Addie has worked hard to get into the National Honor Society, because she’s a determined child. She comes from a family with a powerful work ethic, and she knows that being in the National Honor Society will help her get into the college of her choice. But academics aren’t the only things that make her tick. She’s developed a heart for the homeless, and for the past four years she, her little brother, and her parents have packed up a big bag of homemade sandwiches every Saturday and handed them out at a nearby park. They provide not only food but clothing and counseling. Her father recently helped one man, an accountant who had fallen on hard times, find a job. When her parents look at Addie walking across the stage to be inducted into the society, tears of joy flow. She was not only the kind of kid they’d wanted when they held that little 20-incher in their arms, but she’d gone far beyond their dreams. She is smart and hardworking, and above all, she cares about others.

Both girls are powerful children. Five years earlier, Addie’s parents went through a rough period with her where she constantly argued with them and fought with her brother. But with calmness and patience, they’d worked through it as a family. In fact, that rough period had launched their sandwich ministry, and they’d all grown to love it. With her parents’ help, Addie had turned her attention-seeking, power-driven behavior into skills that could help others.

So what kind of kid do you want?

Back to our pie analogy. On the outside, both girls appear to be browned perfectly; the crusts are flaky and appetizing.
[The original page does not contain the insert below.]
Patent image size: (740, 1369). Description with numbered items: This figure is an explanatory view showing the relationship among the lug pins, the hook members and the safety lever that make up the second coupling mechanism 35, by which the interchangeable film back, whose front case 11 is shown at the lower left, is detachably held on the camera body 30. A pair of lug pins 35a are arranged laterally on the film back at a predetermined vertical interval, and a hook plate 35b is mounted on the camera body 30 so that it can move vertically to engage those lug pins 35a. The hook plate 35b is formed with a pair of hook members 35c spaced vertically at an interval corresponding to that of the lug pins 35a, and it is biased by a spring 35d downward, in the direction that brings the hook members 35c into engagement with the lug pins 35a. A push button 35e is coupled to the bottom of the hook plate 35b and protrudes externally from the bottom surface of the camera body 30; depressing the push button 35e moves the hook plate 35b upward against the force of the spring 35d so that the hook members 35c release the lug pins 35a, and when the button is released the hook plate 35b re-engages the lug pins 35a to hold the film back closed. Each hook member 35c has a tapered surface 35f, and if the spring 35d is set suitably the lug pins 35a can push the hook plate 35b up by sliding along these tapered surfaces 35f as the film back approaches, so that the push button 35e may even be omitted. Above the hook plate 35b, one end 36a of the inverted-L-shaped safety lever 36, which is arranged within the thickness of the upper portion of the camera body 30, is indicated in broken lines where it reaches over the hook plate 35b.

But inside, the ingredients are completely different. Myna’s is made with ingredients you’d never want to put into a pie. Addie’s is made with finely mixed ingredients.
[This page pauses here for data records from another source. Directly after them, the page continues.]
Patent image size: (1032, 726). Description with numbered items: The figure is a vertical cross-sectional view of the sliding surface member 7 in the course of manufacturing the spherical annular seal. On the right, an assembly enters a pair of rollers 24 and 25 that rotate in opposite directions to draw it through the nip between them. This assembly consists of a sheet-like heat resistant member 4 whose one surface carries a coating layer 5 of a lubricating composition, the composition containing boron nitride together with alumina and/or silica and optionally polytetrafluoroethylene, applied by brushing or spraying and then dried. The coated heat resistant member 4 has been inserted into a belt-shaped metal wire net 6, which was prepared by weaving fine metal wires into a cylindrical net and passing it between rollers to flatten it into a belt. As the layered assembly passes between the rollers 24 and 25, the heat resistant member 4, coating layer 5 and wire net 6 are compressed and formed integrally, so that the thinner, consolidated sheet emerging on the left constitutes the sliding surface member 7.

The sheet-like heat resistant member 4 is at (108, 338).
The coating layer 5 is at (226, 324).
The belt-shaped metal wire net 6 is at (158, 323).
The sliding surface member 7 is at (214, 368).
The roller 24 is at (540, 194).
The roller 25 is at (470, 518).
But the proof of the ingredients is in that first bite of pie. There’s either a satisfied “Ahh . . .” from those around them, complete with a big smile at the tantalizing flavor, or there’s a shocked, dismayed “What the heck is in this pie?” response.

Are you raising a self-absorbed child who thinks she’s the best thing since sliced bread? Are you giving her real-life tools she can use, or just allowing yourself to be dragged along for the ride?
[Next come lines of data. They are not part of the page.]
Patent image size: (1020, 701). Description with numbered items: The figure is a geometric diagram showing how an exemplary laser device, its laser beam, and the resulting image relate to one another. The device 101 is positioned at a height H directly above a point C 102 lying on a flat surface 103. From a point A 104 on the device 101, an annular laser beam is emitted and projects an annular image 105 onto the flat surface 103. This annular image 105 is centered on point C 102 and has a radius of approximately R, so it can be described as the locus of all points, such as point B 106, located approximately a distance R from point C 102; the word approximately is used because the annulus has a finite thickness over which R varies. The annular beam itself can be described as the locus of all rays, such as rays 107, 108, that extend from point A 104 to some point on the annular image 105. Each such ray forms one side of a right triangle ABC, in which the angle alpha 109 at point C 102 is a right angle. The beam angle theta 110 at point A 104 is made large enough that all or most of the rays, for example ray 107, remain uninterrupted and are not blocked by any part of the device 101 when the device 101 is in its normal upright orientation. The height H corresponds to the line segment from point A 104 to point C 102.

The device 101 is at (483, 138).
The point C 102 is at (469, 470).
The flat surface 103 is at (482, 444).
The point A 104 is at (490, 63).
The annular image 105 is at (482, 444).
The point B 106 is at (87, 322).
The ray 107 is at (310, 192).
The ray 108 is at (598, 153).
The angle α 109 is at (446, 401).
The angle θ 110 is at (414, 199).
What you put into your kid’s pie makes all the difference in the fragrance she will make down the road.

Will she be a mud pie, or a fragrant, homegrown, melt-in-your-mouth kind of pie?

The choice, parent, is up to you while that child is still in your home.

After that, the choice is up to your child.

Powerful Ideas That Work

My son, Peter, was 7 when he flattened another boy on the playground who had tried to add the top ball to his snowman. At 9, he was sent home from a school field trip because he pushed another kid into a pond when they were touring a garden. At 13, he decked that same kid—knocked him out cold—when he made a comment about Peter being black.

I’ve made more trips to the school office than I care to say. Peter is a very physical kind of kid, and he tends to react quickly if he thinks he’s being wronged. I was that way as a kid too, so I get it. But I’d never told him that.

I took him for a father-son weekend to a cabin a friend let us use for free, and we grilled hot dogs, roasted marshmallows, and had snowball fights. We also sat around the fire a lot and talked. I told him about the trouble I got into as a kid, and he told me how frustrated he got with the kid at school who called him names because he’s black. I told him about my own experiences growing up as “poor white trash.” I talked about the times I handled things badly and then how good it felt when I realized how insecure those other guys were, and that when I fought back, I gave them exactly what they wanted. I could tell the lightbulb went on.

The two months since then have been fistfight-free. Peter told me the kid at school tried to get him mad, but he just shrugged. He heard the kid walk off and say, “Well, that didn’t work”—out loud. We laughed about it. It’s sure good to hear laughs instead of yelling in our house now.